Tactically, proponents could further dilute the Voice proposal until it was not capable of frightening anyone. It is already well watered down. The risk of doing that is to have a proposal that is next to meaningless, even in symbolism, and about which no one can get excited.
Against that, some will point out that the 1967 referendum which saw the federal government picking up a role in indigenous affairs was overwhelmingly adopted by the electorate, opposed only in some rural areas, including, I am sorry to say, the area where I grew up. There is no doubting hostility to or antagonism about Indigenous Australians in some quarters, and in some age groups. But younger Australians (and many more older Australians than are numbered among the Hansonites) are impatient for change in Aboriginal affairs, tired of seeing politicians pandering to racism and division, and eager for a new deal and a sense of partnership with our most disadvantaged fellow citizens.

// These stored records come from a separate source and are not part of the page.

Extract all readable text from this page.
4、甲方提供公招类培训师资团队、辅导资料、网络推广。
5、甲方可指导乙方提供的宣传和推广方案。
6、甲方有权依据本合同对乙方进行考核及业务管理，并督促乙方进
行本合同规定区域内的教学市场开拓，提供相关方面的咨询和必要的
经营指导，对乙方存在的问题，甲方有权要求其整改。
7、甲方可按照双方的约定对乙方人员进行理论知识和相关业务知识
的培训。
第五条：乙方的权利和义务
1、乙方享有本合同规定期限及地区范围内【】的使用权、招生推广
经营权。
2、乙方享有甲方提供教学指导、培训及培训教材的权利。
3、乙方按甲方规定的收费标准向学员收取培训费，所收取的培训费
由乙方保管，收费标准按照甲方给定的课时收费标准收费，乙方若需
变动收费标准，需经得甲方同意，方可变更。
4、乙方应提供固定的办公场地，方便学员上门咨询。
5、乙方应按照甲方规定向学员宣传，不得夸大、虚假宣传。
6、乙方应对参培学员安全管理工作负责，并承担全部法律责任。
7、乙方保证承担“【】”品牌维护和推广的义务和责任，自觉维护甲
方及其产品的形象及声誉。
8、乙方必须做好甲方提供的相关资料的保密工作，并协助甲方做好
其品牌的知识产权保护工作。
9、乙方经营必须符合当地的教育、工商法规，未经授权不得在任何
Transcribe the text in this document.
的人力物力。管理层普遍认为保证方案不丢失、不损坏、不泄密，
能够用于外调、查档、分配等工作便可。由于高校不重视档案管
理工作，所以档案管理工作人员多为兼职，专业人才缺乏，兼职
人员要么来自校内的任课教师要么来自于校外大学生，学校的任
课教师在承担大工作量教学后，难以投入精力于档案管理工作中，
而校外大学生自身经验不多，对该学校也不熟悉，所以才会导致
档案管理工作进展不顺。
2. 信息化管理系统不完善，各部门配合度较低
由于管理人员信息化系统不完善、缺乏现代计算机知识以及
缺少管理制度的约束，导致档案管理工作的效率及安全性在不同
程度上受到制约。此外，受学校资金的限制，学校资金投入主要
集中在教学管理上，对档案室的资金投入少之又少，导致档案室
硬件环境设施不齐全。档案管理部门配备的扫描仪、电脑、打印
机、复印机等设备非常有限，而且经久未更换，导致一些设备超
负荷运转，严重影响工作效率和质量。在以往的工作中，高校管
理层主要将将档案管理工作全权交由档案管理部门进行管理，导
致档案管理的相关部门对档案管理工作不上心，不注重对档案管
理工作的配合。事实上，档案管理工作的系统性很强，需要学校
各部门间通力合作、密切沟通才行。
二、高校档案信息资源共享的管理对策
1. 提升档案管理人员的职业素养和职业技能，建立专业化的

Must we cater to the lowest common denominator? Must we tiptoe away from what is right because some populists will object? Is the challenge of convincing Australians to be abandoned at the first whiff of uncertainty in an opinion poll? It is a matter, in short, where politicians must lead and not follow. Argue, promote and defend, not hide in the shadows. Where they must appeal both to reason and to the heart, rather than to greed, selfishness and fear of the unknown. The question is whether our leaders are up to the task.